勤務先クラスター死亡で訴訟提起
2021/09/30 労務法務, 労働法全般, その他

はじめに
夫とその高齢の母親が新型コロナウイルスに感染し死亡した原因は職場において安全配慮義務を怠りクラスターを発生させたためだとして、妻を含む遺族らが、夫の勤務先であった一般財団法人「防衛技術協会」に対して約8700万円の損害賠償を求める訴訟を提起しました。
事案の概要
訴状によると昨年3月に男性の勤務先でクラスターが発生し、4月に男性の感染が明らかとなり、その後同居する母親も感染し、母親及び男性が病院で亡くなりました。
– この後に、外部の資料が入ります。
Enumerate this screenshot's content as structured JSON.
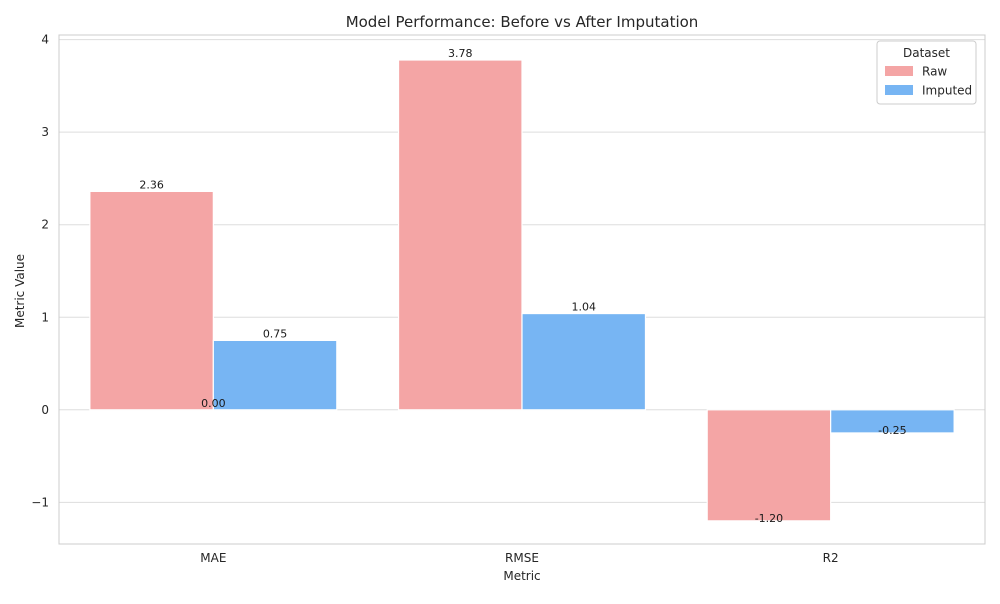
{
  "chart_data": {
    "type": "bar",
    "title": "Model Performance: Before vs After Imputation",
    "xlabel": "Metric",
    "ylabel": "Metric Value",
    "categories": [
      "MAE",
      "RMSE",
      "R2"
    ],
    "series": [
      {
        "name": "Raw",
        "values": [
          2.36,
          3.78,
          -1.2
        ],
        "color": "#f4a5a5",
        "labels": [
          "2.36",
          "3.78",
          "-1.20"
        ]
      },
      {
        "name": "Imputed",
        "values": [
          0.75,
          1.04,
          -0.25
        ],
        "color": "#77b5f3",
        "labels": [
          "0.75",
          "1.04",
          "-0.25"
        ]
      }
    ],
    "extra_annotations": [
      {
        "text": "0.00",
        "category": "MAE",
        "at_value": 0
      }
    ],
    "ylim": [
      -1.45,
      4.05
    ],
    "yticks": [
      -1,
      0,
      1,
      2,
      3,
      4
    ],
    "ytick_labels": [
      "−1",
      "0",
      "1",
      "2",
      "3",
      "4"
    ],
    "grid": "horizontal",
    "legend": {
      "title": "Dataset",
      "placement": "top-right"
    }
  }
}
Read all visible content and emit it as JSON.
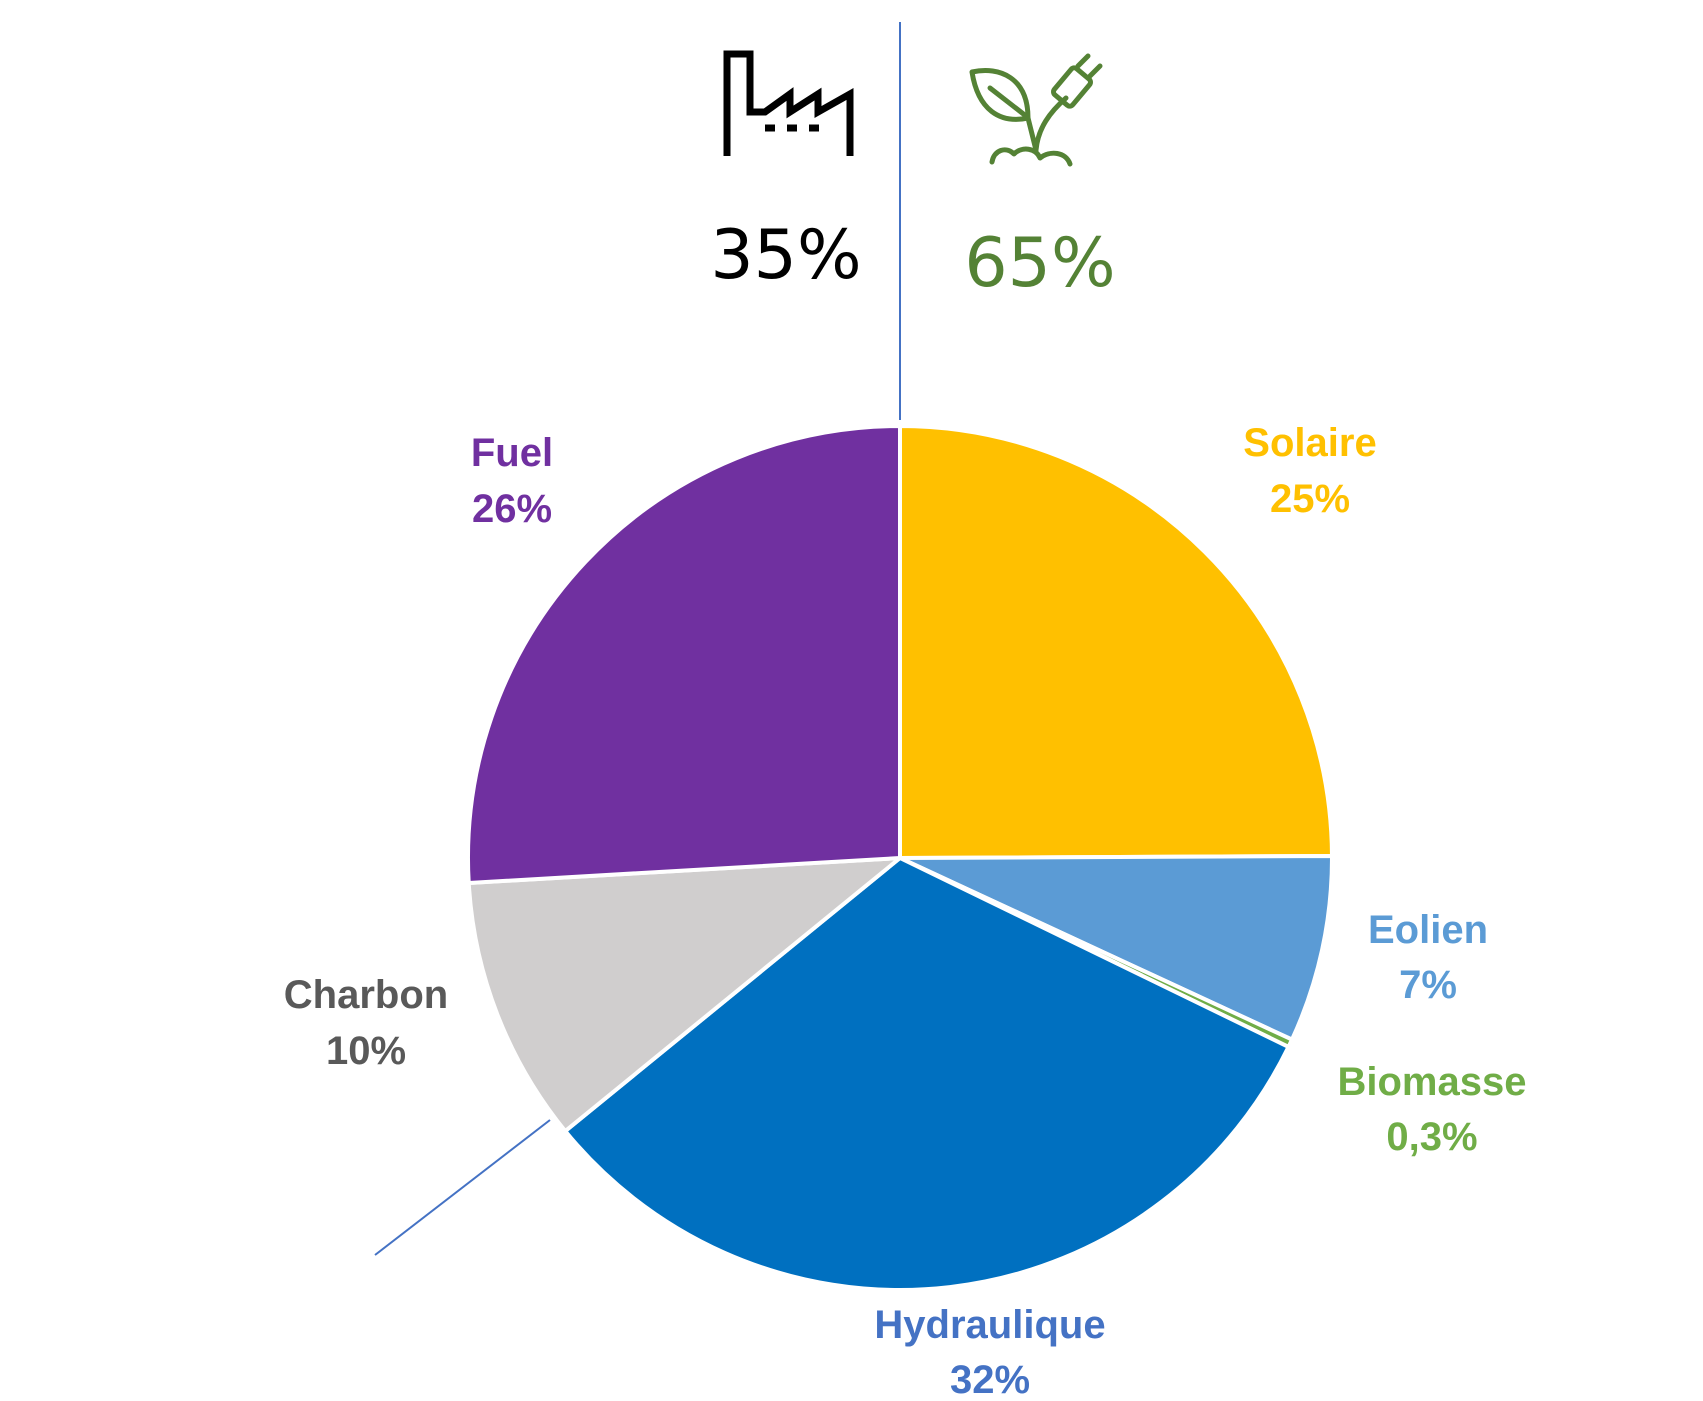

遺族らは感染予防措置を講じていれば男性の感染はなかったと主張しており、協会側は業務中にコロナに感染したと特定することは困難であると主張しています。
安全配慮義務とは
安全配慮義務とは、従業員が安全かつ健康に労働できるようにするため、企業が負う義務のことをいいます。安全配慮義務を実施するために企業が行うべきことは、具体的に法律で定められておらず、従業員が安全に働けるようにするためにどのような処置が必要か、企業は対策を講じる必要があります。具体的には、作業環境の整備と健康管理によって作業員の安全な業務の遂行を確保することとなります。作業環境の整備とは、業務に使用する機器のメンテナンスなどの安全確保に必要な措置を意味します。次に、健康管理とは、従業員の心身の安全を図るために長時間労働を防止したりメンタルヘルスのチェックをしたりすることを意味します。
安全配慮義務違反した場合
安全配慮義務違反により債務不履行責任(民法415条)や不法行為責任(民法709条)又は使用者責任(民法715条)を負い、労働者に対して損害賠償等の責任を負うこととなります。安全配慮義務違反に当たる場合とはどのような場合かイメージしづらいと思われるので、例を挙げます。例えば、2~6か月の平均残業時間が80時間を超えたり、1か月の残業時間が100時間を超えたりするなど、過労死ラインを超えていた場合には、過労が原因で健康に支障が生じれば安全配慮義務違反と認定されることがあります。
コメント
企業にとって従業員は貴重な財産であると同時に、扱いを誤ってしまうと会社に多大な損害をもたらす存在でもあります。企業法務従事者としては、安全配慮義務について正しく理解し、現在の従業員の扱い方が正しいのか見直すとよいかもしれません。